Figure 4 The cytotoxicity of six PTX formulations to SMCC-7721 cells (A and B), MCF-7 cells (C and D), and A549/PTX cells (E and F) at 24 h and 48 h. Data were presented as mean ±SD. The asterisk indicates the statistical significance between other formulations to Paclitaxel (PTX) injection, the rhombus indicates the statistical significance between mPEG-DCA-SS-PTX (PDSP) and PDSP+ glutathione (GSH). *P<0.05, **P<0.01, ***P<0.001, and P<0.05, ◊◊P<0.01. BM, PDCP represents blank micelle and mPEG-DCA-CC-PTX, respectively.

In order to study the effect of various formulations on anti-tumor drug resistance, their cytotoxicity to the drug-resistant cell line A549/PTX cells was investigated. From Figure 4E and F, it can be seen that the inhibitory efficiency of each formulation on the growth of A549/PTX cells increased as PTX concentration and incubation time also increased, indicating that all formulations inhibited the proliferation of A549/PTX cells in a concentration-dependent and time-dependent manner. At 24 h and 48 h, the inhibitory effect of PTX injection+BM on the growth of A549/PTX cells was 7.34 and 2.42 times lower than those of the PTX injection, which this difference was more significant than those of sensitive cell lines SMMC-7721 and MCF-7. These results suggest that BM can not only kill tumor cells but also reverse tumor drug resistance. This anti-tumor activity of BM would cooperate with PTX to kill the tumor in a two-pronged way for PDSP micelles. For PDCP+GSH and PDCP, the difference of their IC50 against A549/PTX cells was similar to those for drug-sensitive cell lines SMMC-7721 and MCF-7, which indicates that high concentrations of GSH could not improve the activity of PDCP to drug-resistant cells. This result was attributed to the fact that PDCP did not respond to GSH to release drugs and mPEG-DCA in tumor cells, so mPEG-DCA did not reverse the drug resistance of tumor cells. On the other hand, the IC50 of PDSP+GSH against A549/PTX was 1.08 and 1.16 times lower than those of PDSP, indicating that the high level of GSH increased the anti-tumor activity of PDSP due to its reduction sensitivity. In addition, we can also find that the IC50 ratios of PDSP to PDCP against A549/PTX cells were larger than those of drug-sensitive cell lines SMMC-7721 and MCF-7, suggesting that PDSP increases the inhibitory effect of PTX on A549/PTX cells more dramatically. The above result indicates that PDSP can significantly reverse the drug resistance of the tumor.

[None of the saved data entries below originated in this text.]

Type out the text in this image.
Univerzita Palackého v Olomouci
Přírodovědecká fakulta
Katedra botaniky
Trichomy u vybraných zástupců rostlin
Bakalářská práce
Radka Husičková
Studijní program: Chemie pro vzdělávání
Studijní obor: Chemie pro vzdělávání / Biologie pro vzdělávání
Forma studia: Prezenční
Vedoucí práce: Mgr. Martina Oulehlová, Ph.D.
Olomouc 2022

In vivo Anti-Tumor Activity and Toxicity Evaluation

Figure 5A lists the dimension, shape of the tumor, and the trends of change in tumor volume in various groups after intravenous administration over 14 days. Tumors treated with saline grew rapidly and reached 2465 mm3 on the 14th day. However, the tumors in mice administered with PTX injection, PDCP micelles, and PDSP micelles only grew to approximately 1427, 896, and 352 mm3, respectively. This indicates that the tumor growth was inhibited by these drug-loaded formulations at different levels. Compared with the PTX injection, the PDSP micelles could significantly inhibit tumor growth (P<0.01), which may be attributed to its reduction-sensitive drug release. Moreover, the reduction insensitive PDCP micelles displayed much weaker inhibitory effects on tumor growth compared with the PDSP micelles (P<0.01). The tumor inhibition rates were calculated by comparing the average tumor volume and mass in the mice treated by the three PTX formulations compared to those treated by saline (Figures 5B and S5). Overall formulations, PDSP micelles displayed the highest tumor inhibition rates, which suggests that the PDSP micelles have better antitumor activity compared with the other two formulations.

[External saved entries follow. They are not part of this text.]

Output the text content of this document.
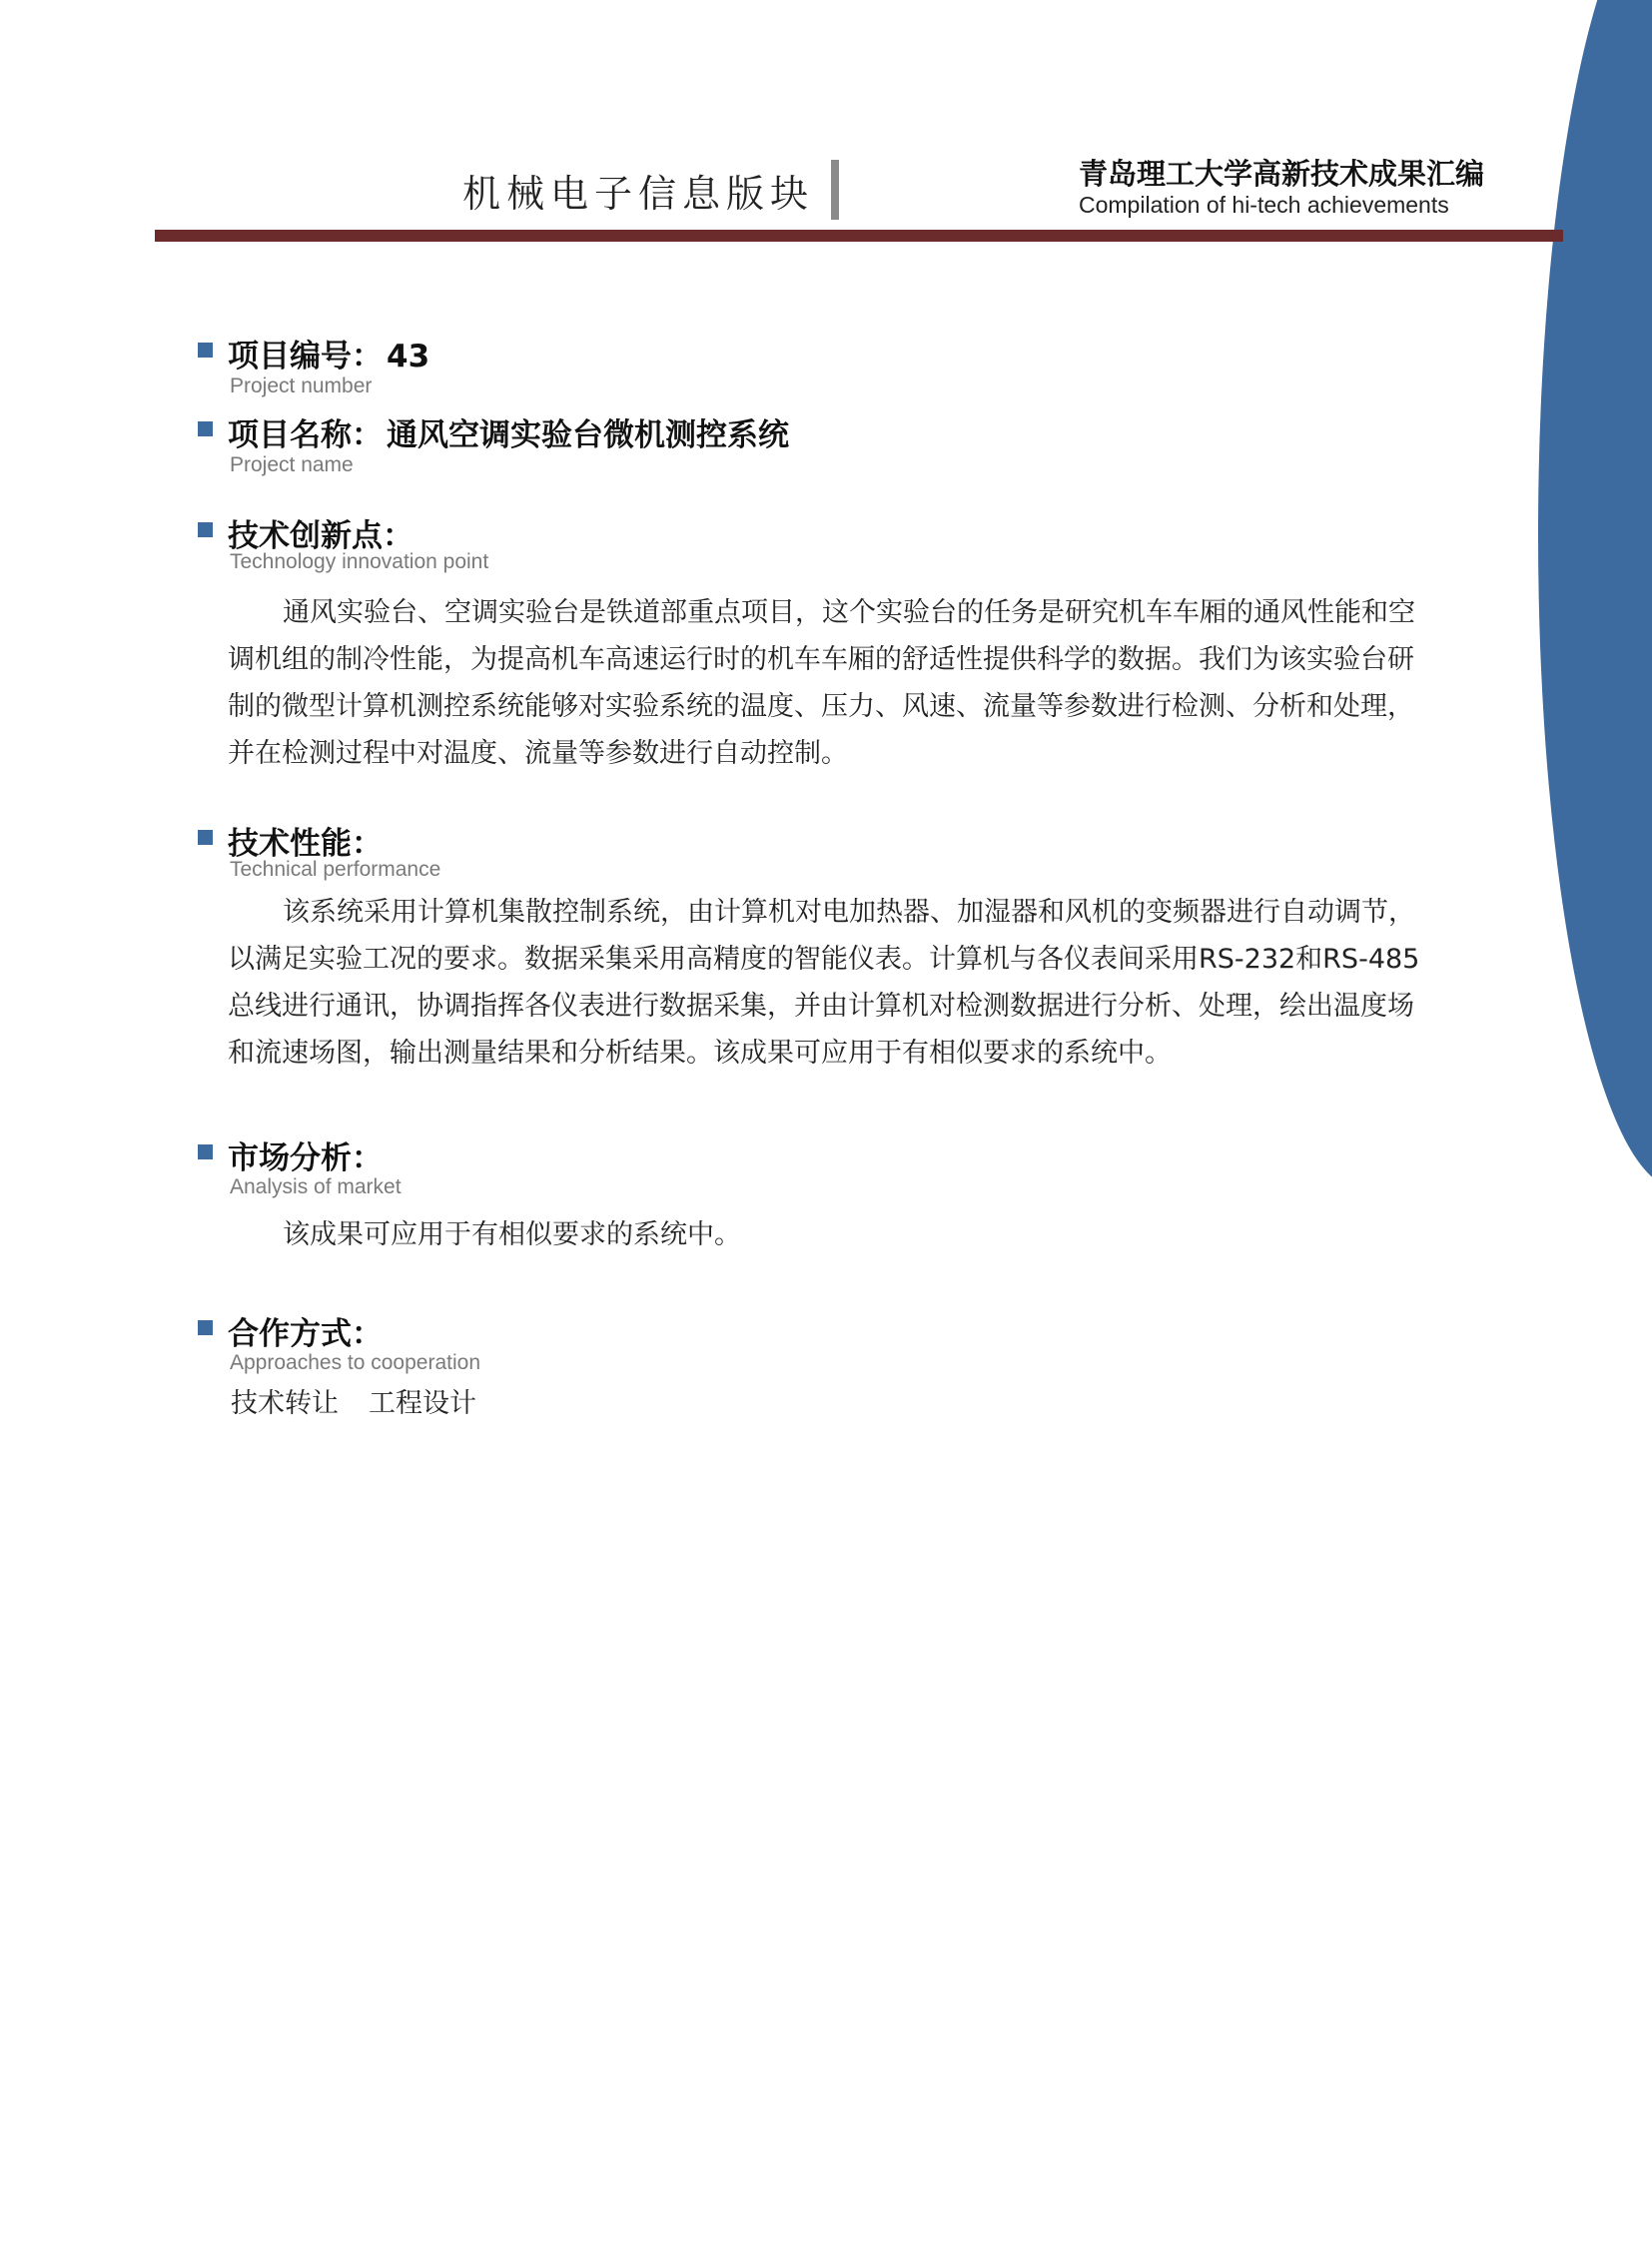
机械电子信息版块	青岛理工大学高新技术成果汇编
Compilation of hi-tech achievements
项目编号： 43
Project number
项目名称： 通风空调实验台微机测控系统
Project name
技术创新点：
Technology innovation point

通风实验台、空调实验台是铁道部重点项目，这个实验台的任务是研究机车车厢的通风性能和空调机组的制冷性能，为提高机车高速运行时的机车车厢的舒适性提供科学的数据。我们为该实验台研制的微型计算机测控系统能够对实验系统的温度、压力、风速、流量等参数进行检测、分析和处理，并在检测过程中对温度、流量等参数进行自动控制。

技术性能：
Technical performance

该系统采用计算机集散控制系统，由计算机对电加热器、加湿器和风机的变频器进行自动调节，以满足实验工况的要求。数据采集采用高精度的智能仪表。计算机与各仪表间采用RS-232和RS-485总线进行通讯，协调指挥各仪表进行数据采集，并由计算机对检测数据进行分析、处理，绘出温度场和流速场图，输出测量结果和分析结果。该成果可应用于有相似要求的系统中。

市场分析：
Analysis of market

该成果可应用于有相似要求的系统中。

合作方式：
Approaches to cooperation
技术转让 工程设计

Figure 5 The results of in vivo anti-tumor activity of the different Paclitaxel (PTX) formulations (such as PTX injection, mPEG-DCA-CC-PTX (PDCP) and mPEG-DCA-SS-PTX (PDSP)) to H22 tumor in mice. (A) The change in tumor volume and the tumor shape (n=10), **P<0.01, ***P<0.001. (B) The inhibition rate of tumor volume, *P<0.05, ***P<0.001. (C) The change in the bodyweight of mice for 14 days. (D) The curve of mice survival for 14 days.

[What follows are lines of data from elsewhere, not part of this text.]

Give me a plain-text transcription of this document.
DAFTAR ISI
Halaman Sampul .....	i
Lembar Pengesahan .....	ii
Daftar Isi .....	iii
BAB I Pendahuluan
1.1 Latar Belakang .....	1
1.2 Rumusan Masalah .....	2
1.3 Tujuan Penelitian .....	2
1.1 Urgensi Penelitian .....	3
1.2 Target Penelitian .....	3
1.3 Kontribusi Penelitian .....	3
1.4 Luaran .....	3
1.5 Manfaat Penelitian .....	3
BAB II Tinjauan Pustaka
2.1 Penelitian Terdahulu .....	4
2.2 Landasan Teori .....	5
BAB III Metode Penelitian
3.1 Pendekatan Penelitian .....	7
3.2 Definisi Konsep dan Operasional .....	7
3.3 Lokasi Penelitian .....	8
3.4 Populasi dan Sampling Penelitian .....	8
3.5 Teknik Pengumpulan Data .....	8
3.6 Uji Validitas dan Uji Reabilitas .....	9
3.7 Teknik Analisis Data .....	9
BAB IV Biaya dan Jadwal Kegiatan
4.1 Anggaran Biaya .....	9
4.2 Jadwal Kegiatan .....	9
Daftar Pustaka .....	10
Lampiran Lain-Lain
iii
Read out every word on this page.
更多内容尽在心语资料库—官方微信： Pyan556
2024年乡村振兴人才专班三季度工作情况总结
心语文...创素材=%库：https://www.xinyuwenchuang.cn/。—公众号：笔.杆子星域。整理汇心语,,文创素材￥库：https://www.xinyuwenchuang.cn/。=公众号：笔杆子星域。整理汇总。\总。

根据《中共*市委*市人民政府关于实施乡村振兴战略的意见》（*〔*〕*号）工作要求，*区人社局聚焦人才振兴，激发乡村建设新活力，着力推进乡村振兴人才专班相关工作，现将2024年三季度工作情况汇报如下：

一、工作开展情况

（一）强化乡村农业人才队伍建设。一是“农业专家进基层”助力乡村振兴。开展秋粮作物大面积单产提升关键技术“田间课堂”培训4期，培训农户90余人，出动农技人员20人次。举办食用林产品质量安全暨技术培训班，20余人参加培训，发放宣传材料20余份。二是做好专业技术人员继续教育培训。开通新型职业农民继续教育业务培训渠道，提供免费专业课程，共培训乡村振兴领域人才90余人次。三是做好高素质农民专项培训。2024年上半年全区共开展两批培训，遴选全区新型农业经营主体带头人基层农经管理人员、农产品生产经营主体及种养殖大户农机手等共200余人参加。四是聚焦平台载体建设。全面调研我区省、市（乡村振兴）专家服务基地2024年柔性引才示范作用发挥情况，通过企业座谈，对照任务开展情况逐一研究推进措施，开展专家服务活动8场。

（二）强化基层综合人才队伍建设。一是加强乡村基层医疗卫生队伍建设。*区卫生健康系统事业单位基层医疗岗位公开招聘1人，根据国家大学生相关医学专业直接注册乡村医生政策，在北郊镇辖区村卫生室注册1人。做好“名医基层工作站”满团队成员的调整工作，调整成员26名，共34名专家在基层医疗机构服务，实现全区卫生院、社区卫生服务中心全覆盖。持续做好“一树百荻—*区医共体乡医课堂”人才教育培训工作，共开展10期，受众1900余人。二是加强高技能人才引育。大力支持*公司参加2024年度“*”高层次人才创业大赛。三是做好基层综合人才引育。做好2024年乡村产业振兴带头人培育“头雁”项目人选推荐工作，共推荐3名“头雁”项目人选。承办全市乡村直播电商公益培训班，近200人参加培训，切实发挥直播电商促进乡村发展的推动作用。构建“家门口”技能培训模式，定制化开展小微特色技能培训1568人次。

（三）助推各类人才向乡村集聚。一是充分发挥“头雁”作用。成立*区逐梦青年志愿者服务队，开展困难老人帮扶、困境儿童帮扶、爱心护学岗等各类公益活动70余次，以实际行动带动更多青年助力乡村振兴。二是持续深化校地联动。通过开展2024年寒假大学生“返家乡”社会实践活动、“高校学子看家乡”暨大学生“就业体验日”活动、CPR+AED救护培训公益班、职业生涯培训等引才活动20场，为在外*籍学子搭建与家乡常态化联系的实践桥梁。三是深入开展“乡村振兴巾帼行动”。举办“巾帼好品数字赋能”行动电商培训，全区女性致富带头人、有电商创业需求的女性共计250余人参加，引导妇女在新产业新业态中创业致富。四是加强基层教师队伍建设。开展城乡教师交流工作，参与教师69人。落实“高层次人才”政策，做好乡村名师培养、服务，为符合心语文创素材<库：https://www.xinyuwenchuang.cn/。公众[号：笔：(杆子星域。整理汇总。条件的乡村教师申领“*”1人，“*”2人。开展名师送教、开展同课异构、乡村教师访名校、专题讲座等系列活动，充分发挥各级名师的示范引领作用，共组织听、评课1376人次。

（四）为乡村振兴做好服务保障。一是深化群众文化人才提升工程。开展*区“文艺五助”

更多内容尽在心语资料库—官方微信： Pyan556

The changing trend in the bodyweight of mice is shown in Figure 5C, from which it can be seen that there was no significant change in body weight of all animals within 14 days of administration. For the groups treated with PDSP and PDCP prodrug micelles, the low fluctuation of body weight might be attributed to the fact that the two polymer prodrug micelles did not induce observed systemic toxicity. The bodyweight of mice in the PTX injection group had no significant change, which was consistent with the results mentioned in previous literature.38,46 Therefore, the systemic toxicity of each formulation could not be accurately reflected by the change of body weight, such that further studies on biosafety by other methods are necessary. Figure 5D showed the survival rates of tumor-bearing mice in various test groups. The survival rates of mice injected with the PDSP micelles groups reached 100%, but that of the PTX injection group was only 60%, which is being interpreted as the following: In PTX injection, a 50:50 mixture of Cremophor EL and ethanol has been used as a solvent to overcome its poor aqueous solubility.47 As is well known, Cremophor EL has shown many side effects (including hypersensitivity, nephrotoxicity, and neurotoxicity48,49), which seriously limit its clinical application; However, PDSP micelles completely avoids the use of biologically unacceptable solvents as Cremophor EL. Therefore, the PDSP micelles may have better biosafety compared with the PTX injection.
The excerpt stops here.